Will the tree heal the holes on its own?

A healthy tree walls off and closes small sap wells over time, and a few rows on a large, vigorous tree rarely need any intervention. The concern is not a single season of holes but repeated drilling in the same band year after year, which can girdle the area and let decay set in before the tree can seal it.

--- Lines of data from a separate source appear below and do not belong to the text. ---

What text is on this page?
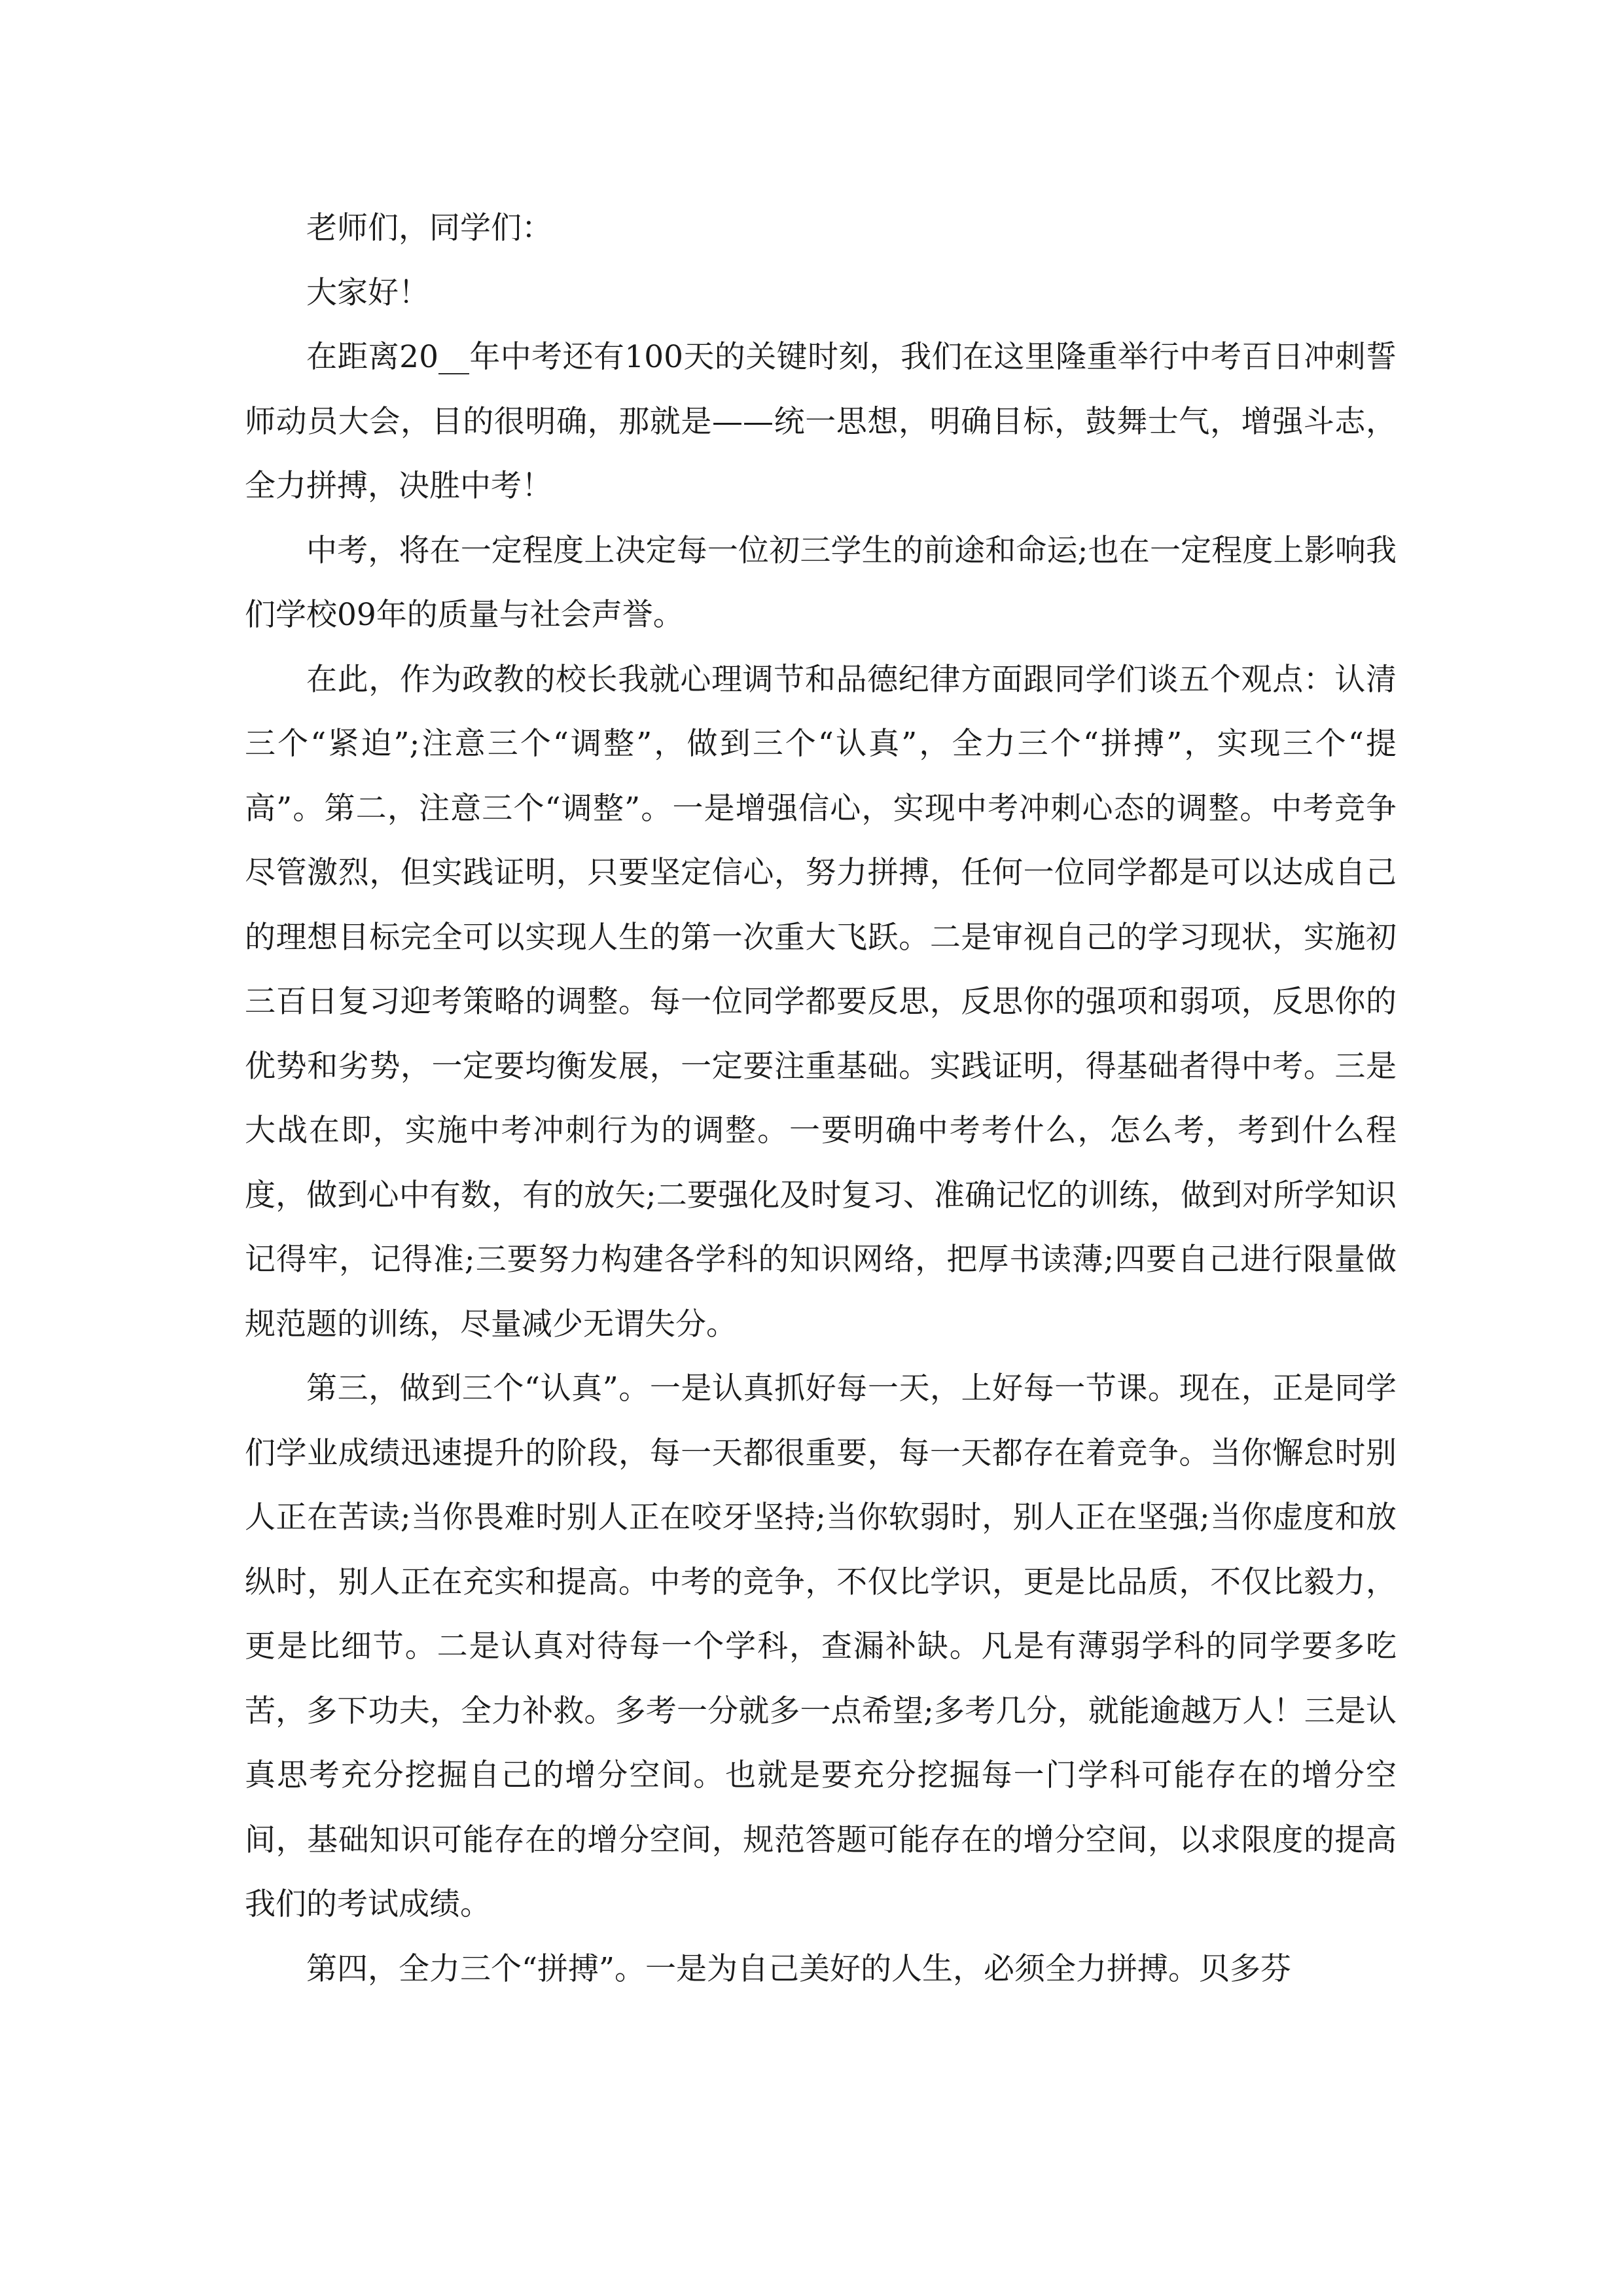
老师们，同学们：

大家好！

在距离20__年中考还有100天的关键时刻，我们在这里隆重举行中考百日冲刺誓师动员大会，目的很明确，那就是——统一思想，明确目标，鼓舞士气，增强斗志，全力拼搏，决胜中考！

中考，将在一定程度上决定每一位初三学生的前途和命运;也在一定程度上影响我们学校09年的质量与社会声誉。

在此，作为政教的校长我就心理调节和品德纪律方面跟同学们谈五个观点：认清三个“紧迫”;注意三个“调整”，做到三个“认真”，全力三个“拼搏”，实现三个“提高”。第二，注意三个“调整”。一是增强信心，实现中考冲刺心态的调整。中考竞争尽管激烈，但实践证明，只要坚定信心，努力拼搏，任何一位同学都是可以达成自己的理想目标完全可以实现人生的第一次重大飞跃。二是审视自己的学习现状，实施初三百日复习迎考策略的调整。每一位同学都要反思，反思你的强项和弱项，反思你的优势和劣势，一定要均衡发展，一定要注重基础。实践证明，得基础者得中考。三是大战在即，实施中考冲刺行为的调整。一要明确中考考什么，怎么考，考到什么程度，做到心中有数，有的放矢;二要强化及时复习、准确记忆的训练，做到对所学知识记得牢，记得准;三要努力构建各学科的知识网络，把厚书读薄;四要自己进行限量做规范题的训练，尽量减少无谓失分。

第三，做到三个“认真”。一是认真抓好每一天，上好每一节课。现在，正是同学们学业成绩迅速提升的阶段，每一天都很重要，每一天都存在着竞争。当你懈怠时别人正在苦读;当你畏难时别人正在咬牙坚持;当你软弱时，别人正在坚强;当你虚度和放纵时，别人正在充实和提高。中考的竞争，不仅比学识，更是比品质，不仅比毅力，更是比细节。二是认真对待每一个学科，查漏补缺。凡是有薄弱学科的同学要多吃苦，多下功夫，全力补救。多考一分就多一点希望;多考几分，就能逾越万人！三是认真思考充分挖掘自己的增分空间。也就是要充分挖掘每一门学科可能存在的增分空间，基础知识可能存在的增分空间，规范答题可能存在的增分空间，以求限度的提高我们的考试成绩。

第四，全力三个“拼搏”。一是为自己美好的人生，必须全力拼搏。贝多芬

Can sapsuckers actually kill a tree?

Rarely, but yes in the wrong circumstances. Most mature trees shrug off the feeding, yet University of Maryland Extension notes that occasional limb and trunk girdling can kill a tree, and small or already stressed trees are the most vulnerable. A tightly stacked ring of wells that wraps most of the trunk is the pattern to watch.

Is it legal to harm sapsuckers in New York?

No. The yellow-bellied sapsucker is a migratory bird protected by the federal Migratory Bird Treaty Act, so it is illegal to kill, capture, or harm one without a federal permit. That is why the recommended response is always non-lethal: wrapping, sticky deterrents, and scare devices rather than any attempt to remove the bird.

Does the sap from the wells attract insects or disease?

It can. The oozing sap draws ants, wasps, and other insects, and the open wounds can serve as entry points for wood-decaying fungi and bacteria. That is why wrapping the area during feeding periods, and removing the wrap afterward, helps limit the secondary problems more than the original holes.